Mitochondria-ER communication by contact sites during plant stress responses

The INTERCOM project sought to deepen our understanding of plant inter-organelle communication, specifically focusing on ER-mitochondria interactions. The mechanism by which plant intracellular organelles interact in response to stress signals is still an underexplored area of plant stress sensing, and addressing this knowledge gap is crucial for enhancing our ability to engineer plants more resilient to adverse environmental conditions. The objectives of the project included establishing a proteomic setup in planta to identify novel membrane contact sites (MCS) proteins, developing a platform to study inter-organelle interactions in vivo, and identifying stimuli driving MCS dynamics. Despite the early termination of the grant, significant progress was achieved, including the establishment of valuable tools not only to advance the overall aim of the project but also to benefit the broader scientific community. In addition, the project also contributed to strengthening the transversal skill set and competencies of the researcher, Dr. Elena Sanchez Martin-Fontecha.

During the 13-month duration of the INTERCOM project, a Bimolecular Fluorescent Complementation (BiFC)-based screening was established in planta to explore novel ER and mitochondria anchoring proteins by live-cell imaging. This approach led to the discovery of new ER-mitochondria inter-organelle interaction reporters suitable for in vivo studies. Also, the genetic tools required to study stress-responsive membrane contact site (MCS) dynamics in Arabidopsis were developed.
In addition, a cutting-edge proteomic tool was implemented and optimized for interactomics studies in both cell cultures and Arabidopsis transgenic lines. This technology combines proximity labelling with protein-fragment complementation assays, allowing the precise characterization of protein complexes by the specific identification of protein-protein interaction-dependent partners. Furthermore, a MCS-specific proteomic screening was established by integrating the proteomic tool with the novel inter-organelle interaction reporters. Using this comprehensive approach, several novel MCS protein candidates were identified through mass spectrometry, providing a foundation for future validation and detailed characterization.
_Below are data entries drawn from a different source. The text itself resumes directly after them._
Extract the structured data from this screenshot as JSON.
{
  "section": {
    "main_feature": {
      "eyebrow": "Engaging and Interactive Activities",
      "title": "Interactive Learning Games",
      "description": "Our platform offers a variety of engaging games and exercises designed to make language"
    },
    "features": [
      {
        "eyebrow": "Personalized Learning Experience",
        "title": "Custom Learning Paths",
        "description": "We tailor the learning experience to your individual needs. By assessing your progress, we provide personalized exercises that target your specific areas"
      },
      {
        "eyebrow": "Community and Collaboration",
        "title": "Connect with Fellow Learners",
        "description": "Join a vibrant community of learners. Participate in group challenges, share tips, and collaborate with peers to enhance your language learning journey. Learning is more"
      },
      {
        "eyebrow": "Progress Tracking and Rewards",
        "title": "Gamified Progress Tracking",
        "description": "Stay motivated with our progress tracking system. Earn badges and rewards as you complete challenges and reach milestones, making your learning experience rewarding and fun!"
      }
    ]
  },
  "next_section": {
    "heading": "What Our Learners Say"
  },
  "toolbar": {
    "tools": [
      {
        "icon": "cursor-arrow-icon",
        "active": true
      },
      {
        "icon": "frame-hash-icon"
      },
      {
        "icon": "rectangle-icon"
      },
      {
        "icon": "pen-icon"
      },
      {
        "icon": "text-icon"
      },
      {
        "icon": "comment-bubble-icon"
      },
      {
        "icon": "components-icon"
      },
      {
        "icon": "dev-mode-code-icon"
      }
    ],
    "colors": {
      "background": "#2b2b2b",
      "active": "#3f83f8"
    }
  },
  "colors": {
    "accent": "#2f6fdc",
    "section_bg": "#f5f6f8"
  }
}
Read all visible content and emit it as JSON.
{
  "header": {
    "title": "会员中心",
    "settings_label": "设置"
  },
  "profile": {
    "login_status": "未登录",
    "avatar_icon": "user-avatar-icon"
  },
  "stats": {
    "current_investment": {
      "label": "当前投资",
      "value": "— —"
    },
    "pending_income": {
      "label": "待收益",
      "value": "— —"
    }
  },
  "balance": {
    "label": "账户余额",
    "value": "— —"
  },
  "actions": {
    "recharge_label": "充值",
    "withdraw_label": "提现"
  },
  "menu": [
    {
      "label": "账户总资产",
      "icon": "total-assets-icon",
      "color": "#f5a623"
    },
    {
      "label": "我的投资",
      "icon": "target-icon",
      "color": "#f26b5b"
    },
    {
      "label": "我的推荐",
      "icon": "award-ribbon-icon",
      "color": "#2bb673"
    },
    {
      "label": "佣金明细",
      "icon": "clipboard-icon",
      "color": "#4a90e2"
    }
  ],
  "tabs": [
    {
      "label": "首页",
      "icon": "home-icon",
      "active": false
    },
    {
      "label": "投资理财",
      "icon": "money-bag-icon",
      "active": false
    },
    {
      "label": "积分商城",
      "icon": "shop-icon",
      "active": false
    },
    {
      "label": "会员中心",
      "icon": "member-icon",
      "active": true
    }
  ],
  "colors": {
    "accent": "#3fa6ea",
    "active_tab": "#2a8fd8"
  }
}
The project has established several biotechnological tools that not only contribute to the study ER-mitochondria interactions but also benefit the broader research community. The proteomic tool implemented in planta adds up to the methodologies already available for plant interactomics studies, while the novel inter-organelle interaction reporters expand the limited toolkit for plant MCS research. In addition, the project generated a shortlist of potential MCS proteins, establishing the groundwork for future investigation into their role in ER-mitochondria interactions.
However, future research is needed to uncover the mechanisms underlying inter-organelle interactions and their physiological relevance during plant stress responses. This knowledge is essential to fully understanding the role of ER-mitochondria communication in plants, and has the potential to boost our ability for crop improvement and adaptation to the environmental challenges that climate change poses.